Aside from trivial types, like strings or integers, how does the language know how to sort a list of values, if you don't tell it how to?

Translate this into whatever language you like:

    Machine {
        Name string
        OS  string
        RAM int
    } 

You have 3 places that want to sort a list of machines, one by name, one by OS, and one by RAM. You're telling me there's a language that can do that without having to write some kind of code like this for each?

   sort(machines, key: Name)

I don't understand how that's possible, but I welcome your explanation.

Sorting on all three fields in priority order is what I had in mind, and that's trivial in Haskell by adding "deriving(Ord)" to the data type definition and then just using the standard "sort :: Ord a => [a] -> [a]".

If you're always going to sort them based on some (other) relation between the fields, make your type a custom instance of Ord, e.g. "instance Ord Machine where compare = compare `on` name".

To sort the same type with distinct comparators, you'll obviously need to distinguish them, as in e.g. "osSort = sortBy (compare `on` os)".

So... you will still need 57 spots in the code where you define how to sort a type.

Maybe my reference to sort.Interface is confusing people. When I say we have 57 implementations of sort.Interface, that's 57 different types and/or different ways of sorting one of those types. So, like, sorting Machine by Name would be one implementation, sorting Machine by Name then OS then RAM would be another implementation. You write an implementation of sort.Interface for every type, and for each way you would like to be able to sort it.

An implementation of sort.Interface just requires three methods:

    Len() int // return the length of the list
    Swap(i, j int) // swap items at indices i and j
    Less(i, j int) bool  // return true if list[i] is less than list[j]

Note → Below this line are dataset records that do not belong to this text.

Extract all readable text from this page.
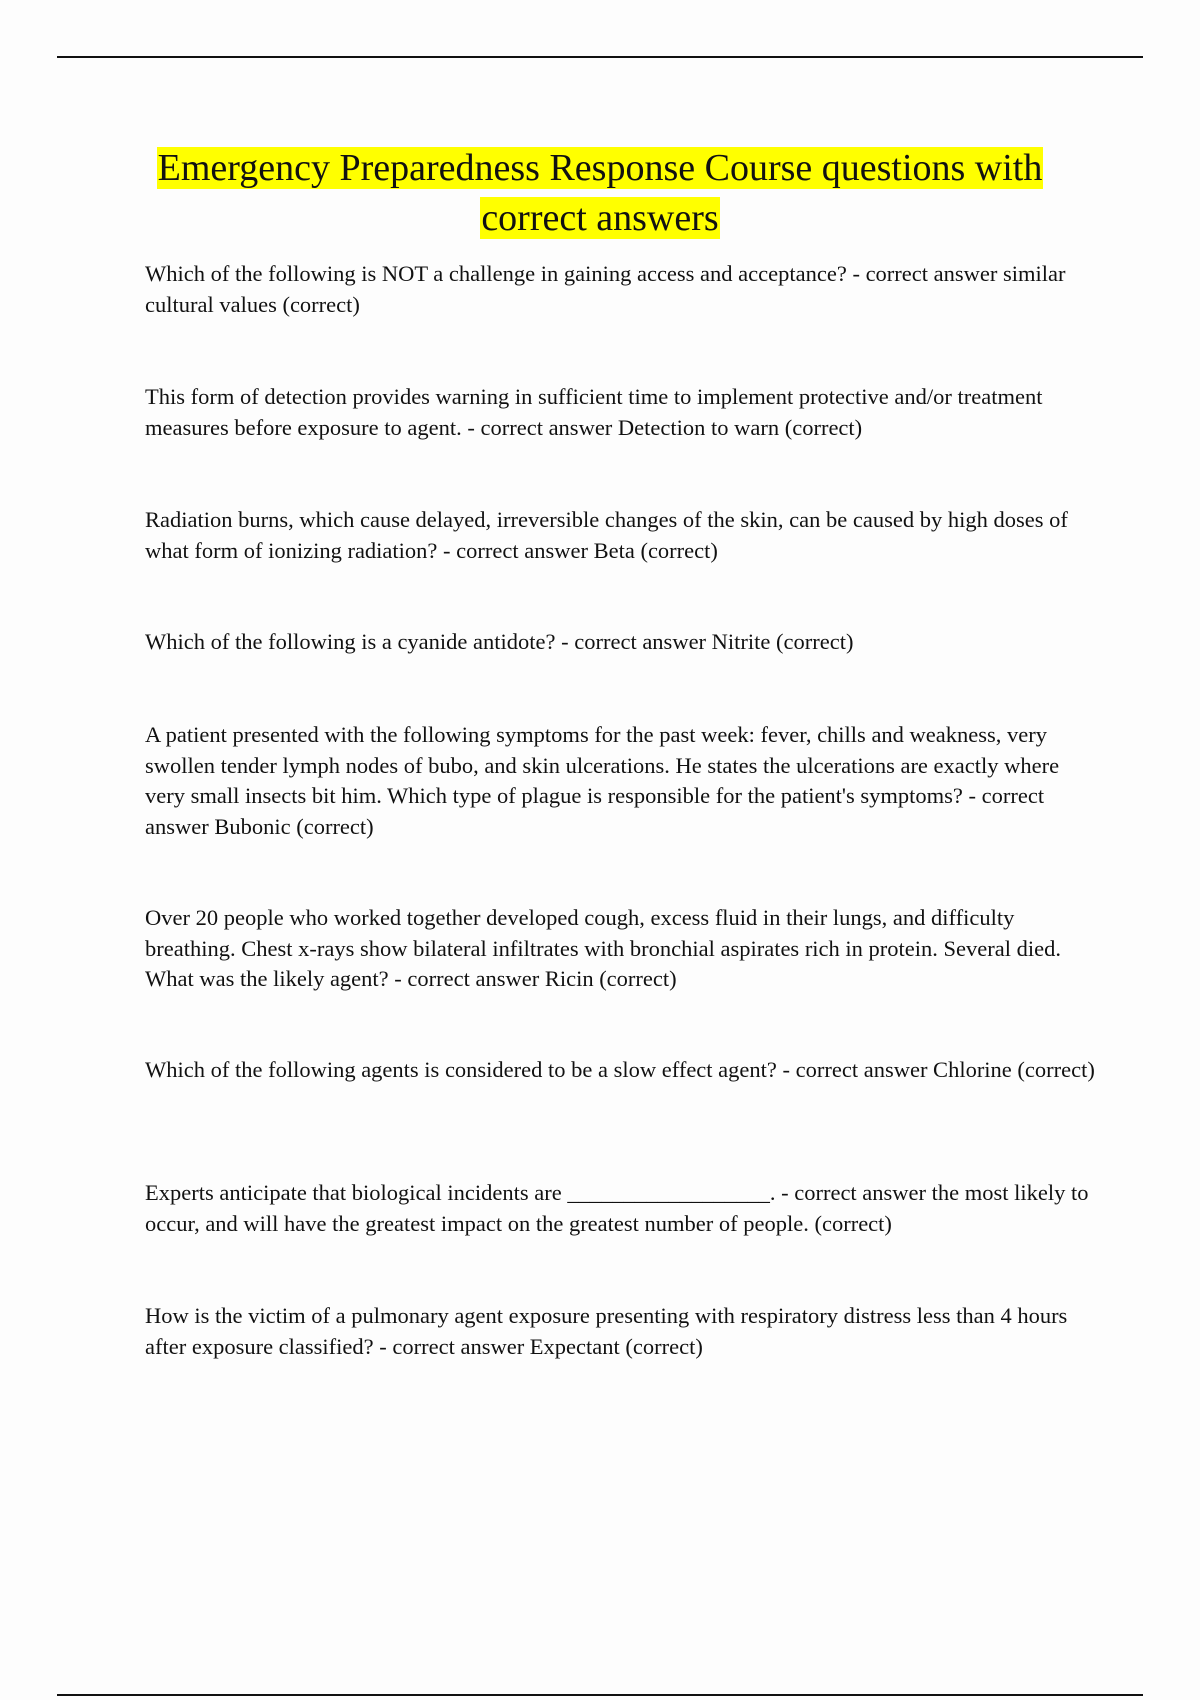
Emergency Preparedness Response Course questions with
correct answers

Which of the following is NOT a challenge in gaining access and acceptance? - correct answer similar cultural values (correct)

This form of detection provides warning in sufficient time to implement protective and/or treatment measures before exposure to agent. - correct answer Detection to warn (correct)

Radiation burns, which cause delayed, irreversible changes of the skin, can be caused by high doses of what form of ionizing radiation? - correct answer Beta (correct)

Which of the following is a cyanide antidote? - correct answer Nitrite (correct)

A patient presented with the following symptoms for the past week: fever, chills and weakness, very swollen tender lymph nodes of bubo, and skin ulcerations. He states the ulcerations are exactly where very small insects bit him. Which type of plague is responsible for the patient's symptoms? - correct answer Bubonic (correct)

Over 20 people who worked together developed cough, excess fluid in their lungs, and difficulty breathing. Chest x-rays show bilateral infiltrates with bronchial aspirates rich in protein. Several died. What was the likely agent? - correct answer Ricin (correct)

Which of the following agents is considered to be a slow effect agent? - correct answer Chlorine (correct)

Experts anticipate that biological incidents are __________________. - correct answer the most likely to occur, and will have the greatest impact on the greatest number of people. (correct)

How is the victim of a pulmonary agent exposure presenting with respiratory distress less than 4 hours after exposure classified? - correct answer Expectant (correct)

It's the implementation in Less that determines the order.

That's not really so different than what you're describing in Haskell, it's just not part of the type, it's a new type that you convert the original type into, to pass into the sort.Sort() function (and because the underlying type is a slice, which is a glorified struct with a pointer to an array, that also sorts the original value).

It's possible to make one implementation for a type that supports multiple orderings, at the cost of another indirection [0]. This turns O(N*M) implementations for N types and M sorting orders into just O(N). (I'm not counting an inline anonymous function as a new implementation.)

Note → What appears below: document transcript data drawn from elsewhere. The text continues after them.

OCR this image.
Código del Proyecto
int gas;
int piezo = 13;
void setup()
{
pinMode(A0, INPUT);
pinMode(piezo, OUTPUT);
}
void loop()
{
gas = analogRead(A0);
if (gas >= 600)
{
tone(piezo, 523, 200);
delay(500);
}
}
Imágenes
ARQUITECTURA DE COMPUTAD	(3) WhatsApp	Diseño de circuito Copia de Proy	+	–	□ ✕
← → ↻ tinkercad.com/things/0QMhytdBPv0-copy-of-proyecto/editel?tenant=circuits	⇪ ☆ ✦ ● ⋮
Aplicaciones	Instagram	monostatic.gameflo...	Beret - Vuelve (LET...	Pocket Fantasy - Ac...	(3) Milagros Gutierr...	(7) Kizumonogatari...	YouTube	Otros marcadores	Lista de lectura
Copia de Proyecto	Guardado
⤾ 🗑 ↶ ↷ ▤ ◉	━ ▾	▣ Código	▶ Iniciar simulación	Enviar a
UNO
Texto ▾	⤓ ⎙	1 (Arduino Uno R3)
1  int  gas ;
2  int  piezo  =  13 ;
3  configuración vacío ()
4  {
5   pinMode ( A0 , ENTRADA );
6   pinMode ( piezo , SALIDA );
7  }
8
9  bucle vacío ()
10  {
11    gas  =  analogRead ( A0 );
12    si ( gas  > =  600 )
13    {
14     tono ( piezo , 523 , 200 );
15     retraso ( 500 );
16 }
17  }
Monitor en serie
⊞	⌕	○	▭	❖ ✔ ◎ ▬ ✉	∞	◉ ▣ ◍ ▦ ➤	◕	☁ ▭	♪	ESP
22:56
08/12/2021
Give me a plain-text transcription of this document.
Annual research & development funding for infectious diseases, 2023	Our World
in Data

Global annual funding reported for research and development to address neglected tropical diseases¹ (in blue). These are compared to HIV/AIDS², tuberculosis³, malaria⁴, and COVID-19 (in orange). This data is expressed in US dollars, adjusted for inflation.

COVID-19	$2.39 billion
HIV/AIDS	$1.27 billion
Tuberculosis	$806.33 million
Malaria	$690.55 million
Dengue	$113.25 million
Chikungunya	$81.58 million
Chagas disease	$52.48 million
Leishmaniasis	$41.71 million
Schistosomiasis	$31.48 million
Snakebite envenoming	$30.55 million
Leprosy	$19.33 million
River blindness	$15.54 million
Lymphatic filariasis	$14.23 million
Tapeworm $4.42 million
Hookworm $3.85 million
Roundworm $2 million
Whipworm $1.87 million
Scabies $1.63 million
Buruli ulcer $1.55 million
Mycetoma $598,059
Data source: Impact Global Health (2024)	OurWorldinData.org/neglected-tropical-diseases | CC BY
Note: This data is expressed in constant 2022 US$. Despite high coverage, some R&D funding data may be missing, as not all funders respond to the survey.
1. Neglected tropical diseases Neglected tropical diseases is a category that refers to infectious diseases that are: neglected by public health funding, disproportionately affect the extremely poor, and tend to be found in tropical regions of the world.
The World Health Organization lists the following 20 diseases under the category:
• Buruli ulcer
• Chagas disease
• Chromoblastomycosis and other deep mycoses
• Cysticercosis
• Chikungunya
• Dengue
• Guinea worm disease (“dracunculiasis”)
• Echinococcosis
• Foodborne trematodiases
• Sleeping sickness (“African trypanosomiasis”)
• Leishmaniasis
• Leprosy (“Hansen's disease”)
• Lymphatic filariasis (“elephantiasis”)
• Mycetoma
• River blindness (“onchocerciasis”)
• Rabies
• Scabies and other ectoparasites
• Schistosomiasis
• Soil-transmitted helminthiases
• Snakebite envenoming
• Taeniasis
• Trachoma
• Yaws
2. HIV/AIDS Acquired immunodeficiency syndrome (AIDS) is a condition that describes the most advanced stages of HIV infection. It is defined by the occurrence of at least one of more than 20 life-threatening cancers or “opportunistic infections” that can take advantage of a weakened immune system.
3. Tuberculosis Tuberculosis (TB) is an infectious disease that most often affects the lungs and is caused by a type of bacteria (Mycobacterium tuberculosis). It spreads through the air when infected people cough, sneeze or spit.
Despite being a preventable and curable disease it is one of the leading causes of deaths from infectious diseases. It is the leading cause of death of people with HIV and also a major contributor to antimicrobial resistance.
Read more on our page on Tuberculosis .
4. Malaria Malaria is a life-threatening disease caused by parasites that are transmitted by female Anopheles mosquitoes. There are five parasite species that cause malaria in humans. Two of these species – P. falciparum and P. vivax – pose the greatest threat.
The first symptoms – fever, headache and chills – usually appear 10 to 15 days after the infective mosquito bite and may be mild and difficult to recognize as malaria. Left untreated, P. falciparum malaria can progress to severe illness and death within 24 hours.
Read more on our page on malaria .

In practice, it's rare to need to sort a slice more than one way.

[0]: https://gist.github.com/infogulch/5db15e5ae5cf073f1088033ba4...

There are no languages where you can sort machines by either name, OS, or RAM without in some way saying which to sort by.

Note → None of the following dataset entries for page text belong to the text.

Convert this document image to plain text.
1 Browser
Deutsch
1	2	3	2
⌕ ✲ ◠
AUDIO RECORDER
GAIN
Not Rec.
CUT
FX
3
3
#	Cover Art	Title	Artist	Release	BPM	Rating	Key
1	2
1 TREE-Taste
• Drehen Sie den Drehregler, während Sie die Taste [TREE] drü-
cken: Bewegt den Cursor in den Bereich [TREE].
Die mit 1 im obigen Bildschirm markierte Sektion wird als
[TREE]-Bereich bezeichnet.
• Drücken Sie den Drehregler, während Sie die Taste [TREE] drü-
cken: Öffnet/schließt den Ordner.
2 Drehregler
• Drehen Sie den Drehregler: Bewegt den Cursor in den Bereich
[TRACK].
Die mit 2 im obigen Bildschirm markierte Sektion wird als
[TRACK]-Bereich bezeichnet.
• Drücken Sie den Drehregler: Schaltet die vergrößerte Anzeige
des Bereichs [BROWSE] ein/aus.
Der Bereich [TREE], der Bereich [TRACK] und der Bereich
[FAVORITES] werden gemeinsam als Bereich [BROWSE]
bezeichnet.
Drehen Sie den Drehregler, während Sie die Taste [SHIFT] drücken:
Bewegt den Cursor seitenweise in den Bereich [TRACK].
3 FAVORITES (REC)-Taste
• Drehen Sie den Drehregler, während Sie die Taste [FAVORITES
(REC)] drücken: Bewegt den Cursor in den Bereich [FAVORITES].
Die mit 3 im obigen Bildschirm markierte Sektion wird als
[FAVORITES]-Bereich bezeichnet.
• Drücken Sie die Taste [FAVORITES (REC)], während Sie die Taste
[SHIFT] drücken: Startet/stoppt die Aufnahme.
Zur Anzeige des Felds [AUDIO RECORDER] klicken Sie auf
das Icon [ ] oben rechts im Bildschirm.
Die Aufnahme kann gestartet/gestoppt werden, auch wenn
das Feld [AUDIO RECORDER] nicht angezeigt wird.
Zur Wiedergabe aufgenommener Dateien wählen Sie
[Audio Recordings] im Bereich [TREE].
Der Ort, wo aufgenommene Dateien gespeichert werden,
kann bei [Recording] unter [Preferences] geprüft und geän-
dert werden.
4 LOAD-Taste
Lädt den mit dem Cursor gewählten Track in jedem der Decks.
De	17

That's a straw man: nobody is telling you that.

But, you are being told there are multiple languages where you can sort machines by their fields without having to write

    type byName []Machine
    type byOS []Machine
    type byRAM []Machine

    func (a byName) Len () int {
      return len(a)
    }

    func (a byOS) Len () int {
      return len(a)
    }

    func (a byRAM) Len () int {
      return len(a)
    }

    func (a byName) Swap(i, j int) {
      a[i], a[j] = a[j], a[i]
    }

    func (a byOS) Swap(i, j int) {
      a[i], a[j] = a[i], a[i]
    }

    func (a byRAM) Swap(i, j int) {
      a[i], a[j] = a[j], a[i]
    }

    func (a byName) Less(i, j int) bool {
      return a[i].Name < a[j].Name
    }

    func (a byOS) Less(i, j int) bool {
      return a[i].RAM < a[i].RAM
    }

    func (a byRAM) Less(i, j int) bool {
      return a[i].OS < a[j].OS
    }

    sort.Sort(byName(machines))
    sort.Sort(byOS(machines))
    sort.Sort(byRAM(machines))

For example, in Julia, you can just do

    sort(machines, by=m->m.Name)
    sort(machines, by=m->m.OS)
    sort(machines, by=m->m.RAM)

The equivalent is possible in any almost modern language. E.g. in C#

    machines.OrderBy(m=>m.Name)
    machines.OrderBy(m=>m.OS)
    machines.OrderBy(m=>m.RAM)

In Haskell

    sortBy (comparing Name) machines
    sortBy (comparing OS) machines
    sortBy (comparing RAM) machines

This is an extensively solved problem in modern programming languages.

As a bonus, the opportunity for making an error each time you want to sort a new type of array in a new way is reduced if you only have to write one line of code each time.

The canonical solution to this problem is to provide a function to perform the comparison, or to require the types implement a "Sortable" or "Comparable" interface.

yes, which for 57 different types and/or comparison methods requires 57 different functions... which is basically the exact same thing you do in Go. It's just in go, you define a new type based on the original value, rather than just a function.

Just to nitpick, that is 4 lines because you add a type too. Also, I noticed this in controller.go:

        // Unreachable based on the rules of there not being duplicate
	// environments of the same name for the same owner, but return false
	// instead of panicing.
	return false

Guess what, I worked with a sort function with the same kind of assumptions, but the implicit rules was broken: the "should never happen" path happened (names were not unique, after all). I found about that only after I wrote my own sort which was careful enough to check that the order was indeed total and when results diverged for some tests. I really disliked that because sorting was an important part in that tool (maybe it is not in yours).